Heidi Redl, a Canadian rancher, was diagnosed with multiple sclerosis (MS) in 2004. Reluctant to give up her physical capabilities without a fight, the horseback rider and runner from Williams Lake, Canada, searched for unconventional as well as conventional MS treatments. In her book, “A Quiet Roar-Living with Multiple Sclerosis,” she writes about the changes MS brought to her life and her experience with a treatment called Liberation therapy. “I was diagnosed by a neurologist in 2004, although I had symptoms of something wrong for many years before that,” she said. “Being diagnosed with MS changed the focus of my world, or my life, from a physical one to an emotional or mental one. I used to run long distances, I was a horseback rider and a rancher, a mother. In other words, I was always physically busy and moving. After the diagnosis I had to turn to mental pursuits: writing and painting as my body slowly gave out.”

Redl did everything she could to prevent the disease from progressing, from exercising more to cutting out junk food. When Liberation therapy became a household name among MS patients, after promising results, she decided to try it. Liberation therapy is an angioplasty procedure to widen narrow blood vessels. It involves using a guide wire to insert a balloon into a vessel, then pumping up the balloon to widen it. However, recent studies have found no evidence that Liberation therapy can improve MS symptoms. Canadian doctors have even refused to perform the surgery, calling to too dangerous. Although the treatment did not help Redl, she still wanted to share her experience with other MS patients in her book.

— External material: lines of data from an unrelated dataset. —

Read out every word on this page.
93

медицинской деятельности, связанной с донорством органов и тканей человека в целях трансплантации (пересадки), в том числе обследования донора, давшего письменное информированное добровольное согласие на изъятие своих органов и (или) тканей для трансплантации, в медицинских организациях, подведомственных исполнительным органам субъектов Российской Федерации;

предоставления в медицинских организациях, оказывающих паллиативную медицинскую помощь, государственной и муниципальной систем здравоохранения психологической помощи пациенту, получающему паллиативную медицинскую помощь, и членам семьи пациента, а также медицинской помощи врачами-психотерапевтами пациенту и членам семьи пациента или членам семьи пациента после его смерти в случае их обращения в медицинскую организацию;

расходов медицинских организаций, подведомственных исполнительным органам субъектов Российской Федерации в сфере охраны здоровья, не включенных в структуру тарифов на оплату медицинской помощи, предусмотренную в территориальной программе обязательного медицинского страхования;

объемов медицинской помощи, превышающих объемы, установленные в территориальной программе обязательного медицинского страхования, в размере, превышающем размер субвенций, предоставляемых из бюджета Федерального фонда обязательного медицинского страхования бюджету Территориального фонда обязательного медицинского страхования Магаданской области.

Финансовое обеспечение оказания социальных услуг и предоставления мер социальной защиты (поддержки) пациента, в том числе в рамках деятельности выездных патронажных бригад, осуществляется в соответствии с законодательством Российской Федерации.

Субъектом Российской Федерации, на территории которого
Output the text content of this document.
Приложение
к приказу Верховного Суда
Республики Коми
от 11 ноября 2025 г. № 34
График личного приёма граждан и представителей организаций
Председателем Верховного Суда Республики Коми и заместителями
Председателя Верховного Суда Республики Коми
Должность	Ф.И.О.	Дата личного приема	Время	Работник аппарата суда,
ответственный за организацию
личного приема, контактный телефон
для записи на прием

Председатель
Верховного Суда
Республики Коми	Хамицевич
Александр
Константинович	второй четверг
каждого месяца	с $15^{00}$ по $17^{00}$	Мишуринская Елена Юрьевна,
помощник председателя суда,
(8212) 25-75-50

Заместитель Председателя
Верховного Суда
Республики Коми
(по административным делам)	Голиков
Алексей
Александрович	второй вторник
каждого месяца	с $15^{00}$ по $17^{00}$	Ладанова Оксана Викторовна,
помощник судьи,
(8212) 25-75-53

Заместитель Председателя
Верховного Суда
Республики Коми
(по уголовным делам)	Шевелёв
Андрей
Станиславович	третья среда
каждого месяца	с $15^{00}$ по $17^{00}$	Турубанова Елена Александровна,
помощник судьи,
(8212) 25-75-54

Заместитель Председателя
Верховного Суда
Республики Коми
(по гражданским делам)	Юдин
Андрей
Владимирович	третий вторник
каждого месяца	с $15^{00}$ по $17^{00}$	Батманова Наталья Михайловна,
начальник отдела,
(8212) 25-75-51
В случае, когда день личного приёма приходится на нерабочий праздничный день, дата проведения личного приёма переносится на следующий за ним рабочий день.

“Although Liberation Therapy turned out not to be ‘the Cure,’ it has had some lasting psychological benefits,” she said. “Never, Never, Never Give Up is my motto, and I want people to know that there is always hope. The Cure is out there somewhere, and we’ll see it in our lifetimes. Specifically, I wrote the book for my children because I don’t want them to ever be afraid if they are ever stricken with a disease like MS. There’s always hope.” Although she doesn’t recommend Liberation therapy as a cure, she does believe that it has some small and lasting benefits. She also thinks that MS patients can benefit from her book in another way “by realizing that their lives still have a purpose, and they are still useful, and they should never feel like this disease has made them worthless.”